The Peace Innovation Lab in Sahilitar, a rural village in western Nepal.
Nimesh Ghimire ’15 is the recipient of a Davis Project for Peace Award that will allow him to direct, establish, and strengthen the recently launchedPeace Innovation Lab (PIL) at Shree Gyanodaya Higher Secondary School in Sahilitar, a rural village in western Nepal. The project also includes a weeklong Peace Innovation Camp.
The award will help build on the Peace Innovation Lab model and take it to its next level, according to Ghimire.
“The Peace Innovation Lab is a creative space for young people in rural communities to come together to design, prototype, and implement interesting projects that contribute to local peace-building and grassroots innovation efforts,” says Ghimire, who is collaborating with Mahabir Pun, winner of the Ramon Magasaysay Award (commonly called the Asian Nobel Prize), to set up a wireless internet network needed to establish the peace-building projects.
According to Ghimire, the PIL will strive to encourage continued participation in Nepali peace-building affairs and assist with the rebuilding of Nepal’s public education system. One of the outcomes of the weeklong Peace Innovation Camp is that the students will come up with at least five projects for implementation in their local village over the following months.
“During the decade-long civil war, a lot of young students in rural Nepali communities were directly involved,” Ghimere says. “After the active war ended in 2006, these young students have very little or no involvement in the peace building process. PIL’s vision is to engage young people into the peace building process and leverage their creative insight into solving local (peace building) challenges.”
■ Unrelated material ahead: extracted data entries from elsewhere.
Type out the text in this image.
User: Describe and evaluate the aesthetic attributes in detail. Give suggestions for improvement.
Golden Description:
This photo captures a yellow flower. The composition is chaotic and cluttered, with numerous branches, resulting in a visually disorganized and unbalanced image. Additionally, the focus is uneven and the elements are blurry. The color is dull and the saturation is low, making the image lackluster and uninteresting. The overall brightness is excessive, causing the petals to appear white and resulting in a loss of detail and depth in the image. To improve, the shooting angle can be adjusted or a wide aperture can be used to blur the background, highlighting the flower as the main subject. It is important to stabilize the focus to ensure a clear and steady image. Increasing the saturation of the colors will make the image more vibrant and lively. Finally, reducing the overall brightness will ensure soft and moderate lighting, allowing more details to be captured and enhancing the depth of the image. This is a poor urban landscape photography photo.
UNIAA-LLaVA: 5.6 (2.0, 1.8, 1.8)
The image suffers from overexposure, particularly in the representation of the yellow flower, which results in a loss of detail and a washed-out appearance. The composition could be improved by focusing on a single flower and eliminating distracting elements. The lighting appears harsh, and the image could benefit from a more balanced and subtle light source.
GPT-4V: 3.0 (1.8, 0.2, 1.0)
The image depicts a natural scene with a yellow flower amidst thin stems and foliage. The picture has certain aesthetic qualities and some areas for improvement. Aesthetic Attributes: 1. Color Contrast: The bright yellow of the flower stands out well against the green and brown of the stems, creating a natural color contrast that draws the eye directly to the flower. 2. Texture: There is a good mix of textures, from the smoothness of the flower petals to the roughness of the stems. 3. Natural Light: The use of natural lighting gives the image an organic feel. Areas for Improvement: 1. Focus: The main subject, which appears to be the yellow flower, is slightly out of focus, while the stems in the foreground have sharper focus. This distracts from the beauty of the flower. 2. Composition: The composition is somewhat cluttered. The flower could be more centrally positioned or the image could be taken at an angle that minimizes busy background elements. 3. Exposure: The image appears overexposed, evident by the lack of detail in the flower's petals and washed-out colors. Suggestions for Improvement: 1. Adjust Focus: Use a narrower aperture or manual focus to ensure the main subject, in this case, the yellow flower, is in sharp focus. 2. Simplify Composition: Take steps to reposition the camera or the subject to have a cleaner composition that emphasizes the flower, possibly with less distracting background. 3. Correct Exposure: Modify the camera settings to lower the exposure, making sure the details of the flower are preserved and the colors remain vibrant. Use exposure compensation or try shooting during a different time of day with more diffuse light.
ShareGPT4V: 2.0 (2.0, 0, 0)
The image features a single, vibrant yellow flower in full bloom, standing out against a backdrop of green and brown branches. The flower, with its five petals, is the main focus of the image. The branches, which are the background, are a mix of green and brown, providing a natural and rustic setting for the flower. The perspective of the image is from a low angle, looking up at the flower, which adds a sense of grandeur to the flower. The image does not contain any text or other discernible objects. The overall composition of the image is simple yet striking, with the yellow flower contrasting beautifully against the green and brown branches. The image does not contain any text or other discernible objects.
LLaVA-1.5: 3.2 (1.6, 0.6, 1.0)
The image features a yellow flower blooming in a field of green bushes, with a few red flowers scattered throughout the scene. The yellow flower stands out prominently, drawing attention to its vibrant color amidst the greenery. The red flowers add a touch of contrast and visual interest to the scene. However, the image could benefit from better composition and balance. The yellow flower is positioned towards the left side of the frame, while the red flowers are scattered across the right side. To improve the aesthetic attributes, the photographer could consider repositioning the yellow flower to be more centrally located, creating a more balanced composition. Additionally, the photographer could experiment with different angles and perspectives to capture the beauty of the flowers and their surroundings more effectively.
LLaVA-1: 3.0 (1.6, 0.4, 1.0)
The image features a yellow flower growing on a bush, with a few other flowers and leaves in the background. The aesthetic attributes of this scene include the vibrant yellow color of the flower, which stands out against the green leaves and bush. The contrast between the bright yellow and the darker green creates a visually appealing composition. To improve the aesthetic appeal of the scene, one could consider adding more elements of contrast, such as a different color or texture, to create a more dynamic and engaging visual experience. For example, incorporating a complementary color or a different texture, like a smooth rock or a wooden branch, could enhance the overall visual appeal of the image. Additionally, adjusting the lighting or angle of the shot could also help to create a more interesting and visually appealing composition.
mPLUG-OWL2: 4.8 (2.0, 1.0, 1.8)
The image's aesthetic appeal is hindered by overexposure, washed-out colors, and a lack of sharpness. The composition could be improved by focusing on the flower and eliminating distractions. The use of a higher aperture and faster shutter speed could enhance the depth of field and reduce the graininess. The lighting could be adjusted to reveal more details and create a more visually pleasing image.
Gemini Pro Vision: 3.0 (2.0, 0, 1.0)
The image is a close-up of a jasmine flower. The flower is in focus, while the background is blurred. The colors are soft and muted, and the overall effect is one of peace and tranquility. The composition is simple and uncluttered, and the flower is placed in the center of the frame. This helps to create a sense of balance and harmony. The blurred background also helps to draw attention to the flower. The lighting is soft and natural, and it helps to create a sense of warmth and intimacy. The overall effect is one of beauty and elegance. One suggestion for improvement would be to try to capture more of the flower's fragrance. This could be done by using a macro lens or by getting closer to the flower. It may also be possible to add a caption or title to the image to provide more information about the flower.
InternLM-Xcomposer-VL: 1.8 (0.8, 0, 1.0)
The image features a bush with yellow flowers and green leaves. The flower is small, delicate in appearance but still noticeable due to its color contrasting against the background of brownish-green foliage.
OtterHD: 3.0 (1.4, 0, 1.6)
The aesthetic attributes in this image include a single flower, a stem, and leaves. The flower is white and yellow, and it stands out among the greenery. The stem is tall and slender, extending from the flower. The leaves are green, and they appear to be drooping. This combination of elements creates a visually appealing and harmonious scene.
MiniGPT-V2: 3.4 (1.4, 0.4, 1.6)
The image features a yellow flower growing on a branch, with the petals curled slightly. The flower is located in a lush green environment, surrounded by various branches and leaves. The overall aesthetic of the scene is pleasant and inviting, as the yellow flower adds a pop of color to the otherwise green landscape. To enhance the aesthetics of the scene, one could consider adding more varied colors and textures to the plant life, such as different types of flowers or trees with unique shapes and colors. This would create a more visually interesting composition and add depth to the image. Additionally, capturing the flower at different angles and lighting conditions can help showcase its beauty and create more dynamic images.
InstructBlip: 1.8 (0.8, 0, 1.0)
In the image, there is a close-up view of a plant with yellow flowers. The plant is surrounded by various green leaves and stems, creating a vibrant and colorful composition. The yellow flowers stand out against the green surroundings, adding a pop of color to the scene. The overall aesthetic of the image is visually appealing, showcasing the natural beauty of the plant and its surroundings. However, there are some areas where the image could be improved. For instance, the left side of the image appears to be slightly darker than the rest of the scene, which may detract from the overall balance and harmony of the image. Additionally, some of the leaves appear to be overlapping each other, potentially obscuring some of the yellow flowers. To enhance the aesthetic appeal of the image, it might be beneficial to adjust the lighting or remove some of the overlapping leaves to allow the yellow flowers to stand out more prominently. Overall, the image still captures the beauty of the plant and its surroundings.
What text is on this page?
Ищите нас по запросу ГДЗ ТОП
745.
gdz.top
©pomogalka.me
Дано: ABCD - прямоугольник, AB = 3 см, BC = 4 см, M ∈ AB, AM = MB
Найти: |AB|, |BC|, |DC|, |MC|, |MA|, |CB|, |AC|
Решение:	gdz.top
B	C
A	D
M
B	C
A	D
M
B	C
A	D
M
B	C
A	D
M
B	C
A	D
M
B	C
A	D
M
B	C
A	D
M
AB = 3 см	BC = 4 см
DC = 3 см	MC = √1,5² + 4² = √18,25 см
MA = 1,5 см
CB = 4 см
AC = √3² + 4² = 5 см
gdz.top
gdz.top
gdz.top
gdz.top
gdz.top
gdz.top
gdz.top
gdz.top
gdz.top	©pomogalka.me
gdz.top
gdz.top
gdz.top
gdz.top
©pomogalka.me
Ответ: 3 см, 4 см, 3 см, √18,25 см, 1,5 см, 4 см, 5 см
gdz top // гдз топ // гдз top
Ghimire adds that a complicating factor is Nepal’s “broken” public education system. “There is too much focus on rote learning and not much emphasis on innovation, creativity, entrepreneurship and impact,” he says. “PIL’s vision is to promote itself as an innovation hub, integrated into the local public school, allowing young students to use the space as a place to create, tinker, explore, and connect.”
The Davis Projects for Peace awards more than $1.2 million in $10,000 grants to students who submit proposals for 2013 summer projects. The grant is named for philanthropist Kathryn W. Davis and funds projects that address conflict resolution and reconciliation, foster understanding, provide opportunity, and build community.
“This project will allow us to connect this rural corner of Nepal and the students to the global village,” Ghimiere says, “make different online resources available to the entire village as well as introduce a couple of revenue models – an internet cafe and a basic telemedicine hub – to generate some money for the Lab’s resource requirements. I want to help people launch some initiatives that will bring new energy and ideas to the prospects of peace in the world.”
The project is further supported with seed funding from Global Changemakers, a program managed by the British Council.